Wiggins has decided to take a stab at the world of fan fiction. Remember those Steve Garvey comics where he loves burritos? Now you can enjoy them with the power of words! ENJOY.
There was no dobut about it: That was definitely a burrito McKeon had stashed in the dresser drawer second from the top. Garvey knew that smell anywhere. It was hard to listen to what was being said to him. Garvey's brain was salivating. LITERALLY.
"Jack, I think my brain is melting."
"What the hell are you talking about, Steve? Pay attention."
The boys had gone away together on a weekend retreat. Both masters of frugality, they had chosen to attend a timeshare presentation--all expenses paid. Well, all except for burritos. Garvey had checked Yelp ahead of time but there were no Mexican food shops within a 100 mile radius. Where in God's name did McKeon get this burrito? Was it a frozen burrito he had brought with him? No, it smelled too fresh.

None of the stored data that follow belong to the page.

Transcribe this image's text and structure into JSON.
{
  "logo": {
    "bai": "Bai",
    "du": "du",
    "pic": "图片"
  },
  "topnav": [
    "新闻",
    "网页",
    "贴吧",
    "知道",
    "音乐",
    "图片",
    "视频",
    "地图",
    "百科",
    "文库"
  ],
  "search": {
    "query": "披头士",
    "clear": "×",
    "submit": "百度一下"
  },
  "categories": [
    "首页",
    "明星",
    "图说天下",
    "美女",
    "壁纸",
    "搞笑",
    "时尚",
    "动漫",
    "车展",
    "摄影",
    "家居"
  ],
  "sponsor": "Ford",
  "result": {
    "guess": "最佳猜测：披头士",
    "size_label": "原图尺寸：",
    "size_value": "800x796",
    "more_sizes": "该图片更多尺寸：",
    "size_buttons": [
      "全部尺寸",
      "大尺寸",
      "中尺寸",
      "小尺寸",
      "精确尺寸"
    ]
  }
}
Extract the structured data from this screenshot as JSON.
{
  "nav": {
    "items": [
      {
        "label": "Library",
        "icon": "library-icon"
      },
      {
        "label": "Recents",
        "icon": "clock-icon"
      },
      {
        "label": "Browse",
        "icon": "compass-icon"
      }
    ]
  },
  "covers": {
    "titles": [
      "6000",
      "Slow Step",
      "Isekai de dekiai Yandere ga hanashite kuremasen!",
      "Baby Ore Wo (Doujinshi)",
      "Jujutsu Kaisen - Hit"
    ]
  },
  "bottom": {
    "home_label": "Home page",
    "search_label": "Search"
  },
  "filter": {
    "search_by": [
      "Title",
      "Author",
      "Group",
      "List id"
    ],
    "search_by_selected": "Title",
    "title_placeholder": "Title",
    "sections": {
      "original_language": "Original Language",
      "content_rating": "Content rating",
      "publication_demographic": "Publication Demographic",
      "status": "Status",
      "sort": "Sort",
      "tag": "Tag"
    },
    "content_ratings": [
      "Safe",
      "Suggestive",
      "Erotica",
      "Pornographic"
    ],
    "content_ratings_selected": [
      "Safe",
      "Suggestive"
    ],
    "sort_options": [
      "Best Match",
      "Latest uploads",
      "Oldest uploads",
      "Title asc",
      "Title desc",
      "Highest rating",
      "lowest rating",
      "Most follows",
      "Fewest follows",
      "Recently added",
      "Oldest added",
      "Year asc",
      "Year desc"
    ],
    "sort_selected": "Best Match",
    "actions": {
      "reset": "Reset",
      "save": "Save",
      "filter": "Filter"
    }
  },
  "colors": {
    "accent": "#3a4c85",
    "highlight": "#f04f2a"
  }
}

But Garvey couldn't let on. McKeon was notoriously secretive about where he bought his food from. "Burrito?" he'd answer. "You know I'm on a diet. Now lay off it." He would position himself firmly in front of the dresser. Unless Garvey barreled into him like he was taking out a catcher blocking home, there was no way to that burrito. That would end their frendship right then and there. McKeon's knees wouldn't hold up. He'd curse Garvey every hour on the hour from the horror that his life had become since being confined to a wheelchair thanks to Garvey's tackle.
Nope, the Garv would have to get clever.
"I'm not talking about anything, Jack My Boy." Garv winked. "Tell you what. Let's go get a drink. My treat. Go hit the Little Boy's Room while I get my coat and we'll--"
"What are you up to, Steve?"
"What do you mean?" Garvey began sweat.
McKeon looked him up and down. Then he looked him down and up. "...Hmmmm."
Garvey swallowed and the gulping sounded as if it were echoing in an endless chamber. His stomach began sending messages. It might have been Morse Code. Garvey wasn't sure. It just sounded like "Beep Beep BEEEEEP Beep BEEP Beeeep" in his brain. It was becoming unbearable.
"You're not looking so good, Steve," McKeon noted. "Maybe you should go take a walk."
Ah-ha! Trying to get rid of me, eh? thought Garv. "I'm fine, Jack. Just fine. Fine right here. Why don't you go take a walk?"
McKeon sighed. "It's going to be like this, then, is it?"
"Like what, Jackie?"
"Don't call me 'Jackie,' Stevie."
"Hey, watch your mouth. You watch it!"
"F**k you, Steve."
Both men lunged at each other. A scuffle ensued. A lamp cord was tripped over, bringing the light source to the ground and snuffing it out with a shatter.
"F**k!" they both exclaimed. By this point they were on the floor, rolling to and fro like a couple of bears sewn together at the paws and injected with heroin.
Finally Garvey let out with it. "Give me that burrito, you son of a bitch!"
McKeon froze. "Burrito?!"
"Yes, mother f**ker. The burrito in the dresser drawer. Give it to me!"
McKeon let out a guffaw as he hobbled to his feet. Garv pushed himself up to a standing position. The two men locked eyes, then after a moment they both burst into a fit of laugher.
Then a shot rang out. Garvey slumped down. McKeon stood over him and took a bite out of the burrito. He chewed slowly and gave a sly grin. As he went to take another bite a second shot was heard.
McKeon paused mid-bite and stared at Garvey. His grip on the burrito loosened and it fell doward, right into Garvey's bloody, outstretched hands. McKeon fell to the floor in a pile. Garvey painfully brought the burrito to his mouth and took a small bite. The lights faded to white and it was all over.